The pathetic figure before me had read the paper, had dimly remembered that among her dead husband’s books was an old Shakespeare, and at last, with a beating heart, had found it and seen infinite possibilities of debt-paying and comfort before her.

What was I to do? She was manifestly so truthful, and the hope dying out of her poor eager face left it so wan and wintry.

A second-hand bookseller, I suppose, having chosen to be a second-hand bookseller and to live by his choice, has a short way with such clients. I know he must have. But I wondered what Mr. Bemerton would do, that is, if Miss Wagstaff permitted him to come on in that scene at all. The disparity between anything that I could give her and the sum she was expecting was clearly so immense that I did nothing at all. I merely said I was very sorry, and bowed her out, and returned once more to Walter Pope.

“May none whom I love to so great riches rise
As to slight their acquaintance and their old friends despise;
So low or so high may none of them be
As to move either pity or envy in me. . . .

To outlive my senses may it not be my fate
To be blind, to be deaf, to know nothing at all;
But rather let death come before ’tis so late,
And while there’s some sap in it may my tree fall. . . .”

Here a little girl from a neighbouring shop ran in to ask for two sixpences for a shilling.

“You won’t buy a nice set of Dickens, too?” I asked her, quite in the Wagstaffian manner, I thought.

“Not to-day,” she said gravely, with perfect London readiness; “but mother’ll be wanting the washing-book bound in morocco next week.”
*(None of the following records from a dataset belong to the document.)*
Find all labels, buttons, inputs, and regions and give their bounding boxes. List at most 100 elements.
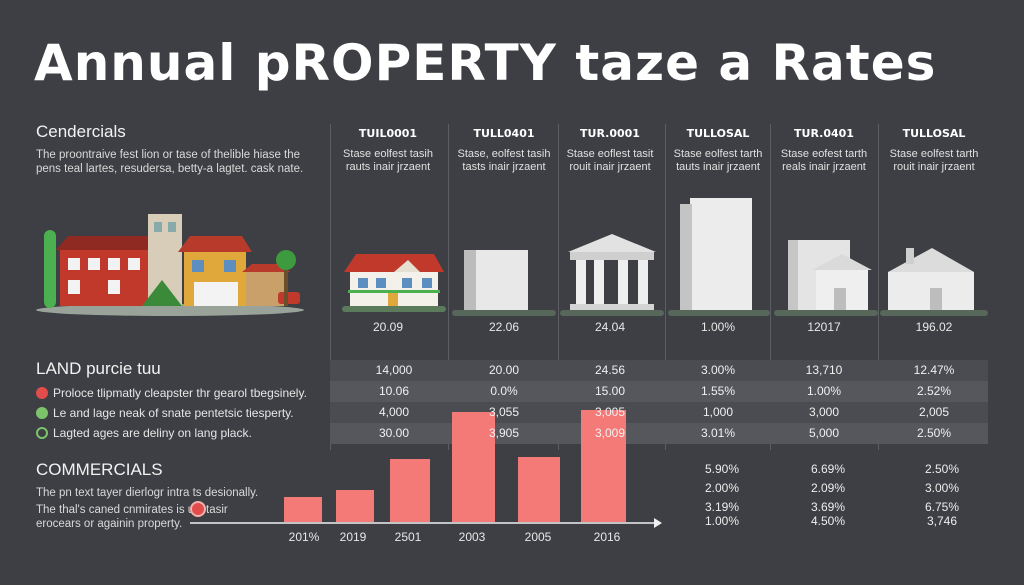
- legend-text: Lagted ages are deliny on lang plack.: [53, 426, 252, 440]
- column-subtitle: Stase eolfest tarth rouit inair jrzaent: [889, 148, 979, 173]
- table-cell: 0.0%: [490, 384, 518, 398]
- box-building-icon: [464, 250, 528, 310]
- column-divider: [770, 124, 771, 450]
- table-cell: 30.00: [378, 426, 410, 440]
- section-text-line: The thal's caned cnmirates is u: [36, 504, 195, 516]
- table-cell: 1.55%: [700, 384, 736, 398]
- ground-shadow: [774, 310, 878, 316]
- x-tick-label: 201%: [288, 530, 320, 544]
- column-subtitle: Stase, eolfest tasih tasts inair jrzaent: [457, 148, 551, 173]
- column-code: TULL0401: [473, 127, 535, 140]
- column-subtitle: Stase eofest tarth reals inair jrzaent: [780, 148, 868, 173]
- column-code: TUR.0401: [794, 127, 854, 140]
- table-cell: 10.06: [378, 384, 410, 398]
- percentage-cell: 3.69%: [810, 500, 846, 514]
- office-building-icon: [788, 240, 872, 310]
- ground-shadow: [560, 310, 664, 316]
- column-subtitle: Stase eolfest tarth tauts inair jrzaent: [673, 148, 763, 173]
- table-cell: 13,710: [805, 363, 843, 377]
- table-cell: 14,000: [375, 363, 413, 377]
- ground-shadow: [880, 310, 988, 316]
- bar-2005: [518, 457, 560, 522]
- column-value: 22.06: [488, 320, 520, 334]
- x-tick-label: 2019: [339, 530, 367, 544]
- bar-2501: [390, 459, 430, 522]
- percentage-cell: 5.90%: [704, 462, 740, 476]
- red-circle-icon: [36, 387, 48, 399]
- legend-text: Proloce tlipmatly cleapster thr gearol t…: [53, 386, 307, 400]
- table-cell: 1.00%: [806, 384, 842, 398]
- percentage-cell: 2.50%: [924, 462, 960, 476]
- percentage-cell: 4.50%: [810, 514, 846, 528]
- legend-item: Lagted ages are deliny on lang plack.: [36, 426, 252, 440]
- percentage-cell: 3.00%: [924, 481, 960, 495]
- section-text-line: pens teal lartes, resudersa, betty-a lag…: [36, 163, 304, 175]
- bar-201%: [284, 497, 322, 522]
- section-text-line: tasir: [206, 504, 228, 516]
- tower-building-icon: [680, 198, 752, 310]
- table-cell: 2.52%: [916, 384, 952, 398]
- table-cell: 24.56: [594, 363, 626, 377]
- column-code: TULLOSAL: [686, 127, 750, 140]
- section-heading-land: LAND purcie tuu: [36, 359, 161, 378]
- legend-text: Le and lage neak of snate pentetsic ties…: [53, 406, 294, 420]
- column-subtitle: Stase eoflest tasit rouit inair jrzaent: [566, 148, 654, 173]
- section-heading-commercials: COMMERCIALS: [36, 460, 163, 479]
- x-tick-label: 2016: [593, 530, 621, 544]
- x-tick-label: 2005: [524, 530, 552, 544]
- column-subtitle: Stase eolfest tasih rauts inair jrzaent: [343, 148, 433, 173]
- arrow-right-icon: [654, 518, 662, 528]
- column-code: TULLOSAL: [902, 127, 966, 140]
- table-cell: 3,005: [594, 405, 626, 419]
- percentage-cell: 2.09%: [810, 481, 846, 495]
- table-cell: 2,005: [918, 405, 950, 419]
- table-cell: 3,055: [488, 405, 520, 419]
- table-cell: 2.50%: [916, 426, 952, 440]
- column-divider: [665, 124, 666, 450]
- column-value: 196.02: [915, 320, 953, 334]
- column-divider: [558, 124, 559, 450]
- x-axis: [190, 518, 662, 528]
- table-cell: 3,009: [594, 426, 626, 440]
- ground-shadow: [452, 310, 556, 316]
- percentage-cell: 3,746: [926, 514, 958, 528]
- page-title: Annual pROPERTY taze a Rates: [34, 34, 937, 92]
- legend-item: Le and lage neak of snate pentetsic ties…: [36, 406, 294, 420]
- ground-shadow: [668, 310, 770, 316]
- table-cell: 20.00: [488, 363, 520, 377]
- red-circle-icon: [190, 501, 206, 517]
- section-text-line: The proontraive fest lion or tase of the…: [36, 149, 301, 161]
- table-cell: 3,905: [488, 426, 520, 440]
- column-value: 12017: [807, 320, 841, 334]
- column-divider: [330, 124, 331, 450]
- table-cell: 15.00: [594, 384, 626, 398]
- percentage-cell: 2.00%: [704, 481, 740, 495]
- table-cell: 4,000: [378, 405, 410, 419]
- table-cell: 3,000: [808, 405, 840, 419]
- bar-2016: [581, 410, 626, 522]
- classical-building-icon: [568, 234, 656, 310]
- car-icon: [278, 292, 300, 304]
- legend-item: Proloce tlipmatly cleapster thr gearol t…: [36, 386, 307, 400]
- column-value: 1.00%: [700, 320, 736, 334]
- x-tick-label: 2501: [394, 530, 422, 544]
- percentage-cell: 6.75%: [924, 500, 960, 514]
- table-row-band: [330, 360, 988, 381]
- column-code: TUR.0001: [580, 127, 640, 140]
- column-divider: [878, 124, 879, 450]
- section-text-line: The pn text tayer dierlogr intra ts desi…: [36, 487, 259, 499]
- table-cell: 1,000: [702, 405, 734, 419]
- x-tick-label: 2003: [458, 530, 486, 544]
- column-divider: [448, 124, 449, 450]
- residential-houses-illustration: [36, 214, 304, 316]
- tree-icon: [44, 230, 56, 308]
- table-cell: 5,000: [808, 426, 840, 440]
- percentage-cell: 1.00%: [704, 514, 740, 528]
- table-row-band: [330, 381, 988, 402]
- percentage-cell: 6.69%: [810, 462, 846, 476]
- table-cell: 3.00%: [700, 363, 736, 377]
- percentage-cell: 3.19%: [704, 500, 740, 514]
- column-value: 24.04: [594, 320, 626, 334]
- warehouse-icon: [888, 248, 974, 310]
- section-heading-cendercials: Cendercials: [36, 122, 126, 141]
“With a courage undaunted may I face my last day,
And when I am dead may the better sort say:
In the morning when sober, in the evening when mellow,
He’s gone, and not left behind him his fellow. . . .

I care not whether under a turf or a stone,
With any inscription upon it or none,
If a thousand years hence, ‘Here lies W. P.’
Shall be read on my tomb; what is it to me?”
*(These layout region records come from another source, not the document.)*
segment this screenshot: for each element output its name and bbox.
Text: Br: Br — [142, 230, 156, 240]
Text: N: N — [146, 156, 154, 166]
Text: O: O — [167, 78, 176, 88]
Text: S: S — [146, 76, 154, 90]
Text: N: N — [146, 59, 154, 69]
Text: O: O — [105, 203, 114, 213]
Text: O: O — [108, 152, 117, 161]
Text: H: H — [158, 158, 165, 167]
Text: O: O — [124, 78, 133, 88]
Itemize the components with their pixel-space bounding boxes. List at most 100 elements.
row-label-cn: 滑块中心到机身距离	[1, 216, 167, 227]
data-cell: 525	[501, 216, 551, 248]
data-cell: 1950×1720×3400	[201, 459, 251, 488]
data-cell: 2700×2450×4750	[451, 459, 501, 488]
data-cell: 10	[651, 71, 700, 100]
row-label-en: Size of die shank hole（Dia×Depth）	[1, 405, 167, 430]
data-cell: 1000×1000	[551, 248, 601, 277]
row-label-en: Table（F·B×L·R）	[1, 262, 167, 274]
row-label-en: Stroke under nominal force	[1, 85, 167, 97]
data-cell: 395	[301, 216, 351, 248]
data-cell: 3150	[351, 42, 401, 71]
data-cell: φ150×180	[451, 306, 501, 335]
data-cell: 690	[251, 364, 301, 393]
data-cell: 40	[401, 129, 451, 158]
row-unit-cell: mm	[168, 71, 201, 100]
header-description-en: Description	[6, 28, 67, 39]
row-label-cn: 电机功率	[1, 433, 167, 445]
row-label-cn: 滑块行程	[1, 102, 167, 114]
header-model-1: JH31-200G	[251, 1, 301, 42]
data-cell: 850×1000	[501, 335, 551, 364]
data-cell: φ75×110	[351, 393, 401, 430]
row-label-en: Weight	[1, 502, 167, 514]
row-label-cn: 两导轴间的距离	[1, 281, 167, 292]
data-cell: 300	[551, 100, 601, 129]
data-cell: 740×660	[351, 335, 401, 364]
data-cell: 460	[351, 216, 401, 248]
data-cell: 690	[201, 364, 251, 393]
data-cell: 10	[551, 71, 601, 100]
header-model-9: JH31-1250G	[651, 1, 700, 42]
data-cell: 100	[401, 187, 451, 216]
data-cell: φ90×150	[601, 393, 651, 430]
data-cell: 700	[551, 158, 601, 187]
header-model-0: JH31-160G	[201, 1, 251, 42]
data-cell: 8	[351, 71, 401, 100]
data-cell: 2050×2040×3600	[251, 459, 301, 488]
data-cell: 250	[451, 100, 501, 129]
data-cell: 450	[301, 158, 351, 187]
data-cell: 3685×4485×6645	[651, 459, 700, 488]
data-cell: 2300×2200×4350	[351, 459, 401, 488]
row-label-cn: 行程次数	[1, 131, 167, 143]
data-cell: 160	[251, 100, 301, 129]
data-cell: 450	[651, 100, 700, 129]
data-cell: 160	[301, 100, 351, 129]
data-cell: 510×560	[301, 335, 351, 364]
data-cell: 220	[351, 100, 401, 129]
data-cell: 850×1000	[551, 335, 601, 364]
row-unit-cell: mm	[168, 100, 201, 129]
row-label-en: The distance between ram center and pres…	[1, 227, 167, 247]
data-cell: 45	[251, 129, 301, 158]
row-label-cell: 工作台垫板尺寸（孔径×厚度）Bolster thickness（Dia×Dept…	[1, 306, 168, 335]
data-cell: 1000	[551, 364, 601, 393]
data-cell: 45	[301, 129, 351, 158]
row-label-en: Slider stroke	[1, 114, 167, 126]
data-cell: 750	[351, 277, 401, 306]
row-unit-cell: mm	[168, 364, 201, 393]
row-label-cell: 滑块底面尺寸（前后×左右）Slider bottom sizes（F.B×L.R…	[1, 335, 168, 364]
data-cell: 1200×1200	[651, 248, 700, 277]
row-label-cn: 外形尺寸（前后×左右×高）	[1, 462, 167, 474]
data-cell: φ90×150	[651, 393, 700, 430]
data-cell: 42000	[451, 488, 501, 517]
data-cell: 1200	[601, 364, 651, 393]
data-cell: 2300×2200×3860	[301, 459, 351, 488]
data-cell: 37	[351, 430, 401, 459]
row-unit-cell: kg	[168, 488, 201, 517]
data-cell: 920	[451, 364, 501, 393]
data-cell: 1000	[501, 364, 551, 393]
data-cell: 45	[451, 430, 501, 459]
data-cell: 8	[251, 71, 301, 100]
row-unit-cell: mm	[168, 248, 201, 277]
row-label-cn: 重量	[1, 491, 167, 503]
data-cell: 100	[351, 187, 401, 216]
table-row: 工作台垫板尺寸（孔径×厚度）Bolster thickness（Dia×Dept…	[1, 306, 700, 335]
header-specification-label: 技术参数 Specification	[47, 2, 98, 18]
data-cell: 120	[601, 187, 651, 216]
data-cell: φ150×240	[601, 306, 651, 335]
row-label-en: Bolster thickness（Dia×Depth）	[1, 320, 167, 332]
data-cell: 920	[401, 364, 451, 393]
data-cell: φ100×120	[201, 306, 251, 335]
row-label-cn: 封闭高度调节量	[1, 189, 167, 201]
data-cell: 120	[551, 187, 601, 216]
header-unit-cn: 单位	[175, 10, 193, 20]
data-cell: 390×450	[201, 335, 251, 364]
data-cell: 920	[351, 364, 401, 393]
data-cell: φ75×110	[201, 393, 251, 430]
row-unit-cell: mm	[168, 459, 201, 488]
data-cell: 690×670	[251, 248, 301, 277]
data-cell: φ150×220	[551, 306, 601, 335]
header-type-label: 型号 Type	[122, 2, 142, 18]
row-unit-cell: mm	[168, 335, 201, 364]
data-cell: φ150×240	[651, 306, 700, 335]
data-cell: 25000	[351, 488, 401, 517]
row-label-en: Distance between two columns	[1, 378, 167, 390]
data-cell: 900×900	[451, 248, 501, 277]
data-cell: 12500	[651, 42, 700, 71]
Here entered a studious-looking youth who wished to know if I had a copy of Hoffding’s Psychology. I said no; and almost immediately after came a commanding matron with her daughter for a complete set of Trollope for an invalid son who was going a voyage to the Cape. I said I was sorry, but I could not tell whether I had one or not: I was not the real bookseller, and knew nothing of the stock.

“I call it disgraceful,” said the lady. “Mismanagement on all sides. We’ve only just been to the Stores, and failed to get a pocket sextant. I can’t think what’s coming to London. Where are the standard novels kept in this shop?” she asked sternly.
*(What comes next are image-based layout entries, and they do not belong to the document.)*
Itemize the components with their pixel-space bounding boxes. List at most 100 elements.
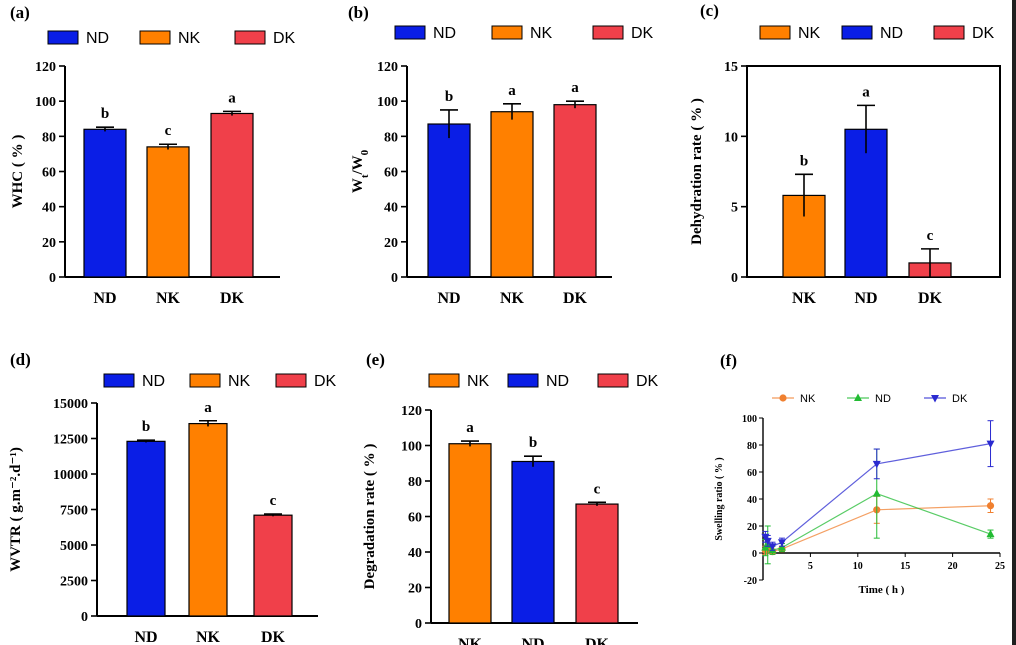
significance-letter-dk: a — [228, 90, 236, 106]
y-tick-label: 0 — [81, 610, 88, 625]
significance-letter-nd: a — [862, 84, 870, 100]
significance-letter-nd: b — [101, 106, 109, 122]
point-dk — [763, 537, 772, 546]
legend-swatch-nk — [491, 25, 523, 40]
y-tick-label: 100 — [377, 95, 398, 110]
y-tick-label: 20 — [384, 236, 398, 251]
bar-nk — [490, 111, 534, 278]
y-tick-label: 60 — [42, 166, 56, 181]
y-tick-label: 40 — [747, 495, 757, 506]
x-axis-label: Time ( h ) — [859, 584, 905, 596]
x-tick-label-dk: DK — [585, 636, 610, 645]
legend-swatch-dk — [597, 373, 629, 388]
y-tick-label: 0 — [49, 271, 56, 286]
legend-swatch-dk — [275, 373, 307, 388]
legend-label-nd: ND — [142, 373, 165, 390]
panel-label: (b) — [348, 3, 369, 22]
x-tick-label-nk: NK — [792, 290, 817, 307]
y-tick-label: 80 — [384, 130, 398, 145]
legend-swatch-dk — [592, 25, 624, 40]
x-tick-label-nk: NK — [156, 290, 181, 307]
point-dk — [986, 440, 995, 449]
bar-dk — [575, 503, 619, 624]
significance-letter-nd: b — [445, 89, 453, 105]
x-tick-label-nd: ND — [437, 290, 460, 307]
x-tick-label: 15 — [900, 561, 910, 572]
y-tick-label: 12500 — [53, 433, 88, 448]
significance-letter-dk: c — [270, 493, 277, 509]
legend-label-nk: NK — [798, 25, 821, 42]
y-tick-label: 10000 — [53, 468, 88, 483]
y-tick-label: 80 — [747, 441, 757, 452]
legend-label-nk: NK — [228, 373, 251, 390]
significance-letter-nd: b — [142, 419, 150, 435]
y-tick-label: 10 — [724, 130, 738, 145]
legend-label-dk: DK — [636, 373, 659, 390]
y-tick-label: 40 — [384, 201, 398, 216]
bar-nd — [844, 128, 888, 278]
legend-label-dk: DK — [314, 373, 337, 390]
y-tick-label: 60 — [408, 511, 422, 526]
y-axis-label: Dehydration rate ( % ) — [689, 98, 705, 245]
bar-nk — [188, 422, 228, 617]
bar-dk — [210, 112, 254, 278]
legend-swatch-nk — [759, 25, 791, 40]
legend-label-nk: NK — [800, 393, 816, 405]
legend-marker-dk — [931, 395, 939, 403]
x-tick-label: 20 — [948, 561, 958, 572]
legend-label-nd: ND — [880, 25, 903, 42]
x-tick-label-nd: ND — [521, 636, 544, 645]
panel-f: (f) -20 0 20 40 60 80 100 5 10 15 20 25 Time ( h ) Swe… — [714, 351, 1005, 596]
y-axis-label: Wt/W0 — [350, 149, 371, 193]
bar-nd — [126, 440, 166, 617]
panel-label: (e) — [366, 350, 385, 369]
y-tick-label: 120 — [401, 404, 422, 419]
x-tick-label-nd: ND — [854, 290, 877, 307]
y-axis-label: Degradation rate ( % ) — [362, 444, 378, 590]
x-tick-label-nd: ND — [93, 290, 116, 307]
legend-label-dk: DK — [631, 25, 654, 42]
legend-label-dk: DK — [273, 30, 296, 47]
legend-label-dk: DK — [972, 25, 995, 42]
significance-letter-nd: b — [529, 435, 537, 451]
y-tick-label: 15 — [724, 60, 738, 75]
legend-swatch-nk — [139, 30, 171, 45]
significance-letter-nk: a — [508, 83, 516, 99]
y-tick-label: 7500 — [60, 504, 88, 519]
legend-marker-nk — [779, 394, 787, 402]
y-axis-label: Swelling ratio ( % ) — [714, 457, 725, 540]
legend-label-nk: NK — [467, 373, 490, 390]
y-tick-label: 0 — [391, 271, 398, 286]
y-tick-label: 20 — [747, 522, 757, 533]
panel-e: (e) NK ND DK 0 20 40 60 80 100 120 Degradation rate… — [362, 350, 659, 645]
y-tick-label: 100 — [401, 440, 422, 455]
bar-dk — [253, 514, 293, 617]
y-tick-label: 60 — [747, 468, 757, 479]
y-axis-label: WVTR ( g.m⁻².d⁻¹) — [8, 447, 24, 572]
y-tick-label: 0 — [752, 549, 757, 560]
y-tick-label: 0 — [415, 617, 422, 632]
x-tick-label-dk: DK — [220, 290, 245, 307]
x-tick-label-dk: DK — [918, 290, 943, 307]
bar-nd — [427, 123, 471, 278]
y-tick-label: 2500 — [60, 575, 88, 590]
legend-label-nk: NK — [530, 25, 553, 42]
y-tick-label: 15000 — [53, 397, 88, 412]
x-tick-label-dk: DK — [563, 290, 588, 307]
legend-swatch-nk — [428, 373, 460, 388]
panel-c: (c) NK ND DK 0 5 10 15 Dehydration rate ( % ) b NK… — [689, 1, 1001, 307]
y-tick-label: 5 — [731, 201, 738, 216]
legend-swatch-nk — [189, 373, 221, 388]
legend-swatch-dk — [933, 25, 965, 40]
x-tick-label-nk: NK — [500, 290, 525, 307]
legend-label-nk: NK — [178, 30, 201, 47]
legend-label-nd: ND — [875, 393, 891, 405]
panel-d: (d) ND NK DK 0 2500 5000 7500 10000 12500 15000 WVT… — [8, 350, 337, 645]
significance-letter-dk: c — [927, 228, 934, 244]
legend-label-nd: ND — [546, 373, 569, 390]
legend-swatch-nd — [507, 373, 539, 388]
panel-label: (d) — [10, 350, 31, 369]
y-tick-label: 40 — [42, 201, 56, 216]
bar-nk — [146, 146, 190, 278]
“I have no idea,” I replied. “Let’s hunt for them together.”

“Certainly not,” she said. “I have no time,” and off she marched; but not before her daughter, who looked as if she wished to sink into the earth for shame, had thrown me a glance of sympathetic compassion which was a perfect balm for any wounds I might have received. And then I finished Walter Pope’s poem:

“Yet one wish I add, for the sake of those few
Who in reading those lines any pleasure shall take,
May I leave a good fame and a sweet-smelling name.
Amen. Here an end of my wishes I make.

CHORUS

May I govern my passion with an absolute sway,
And grow wiser and better, as my strength wears away,
Without gout or stone, by a gentle decay.”

That is the song which Benjamin Franklin sang, as he informed George Whately, a thousand times when he was young; “but now,” he added, at fourscore, “I find that all three of the contraries have befallen me.”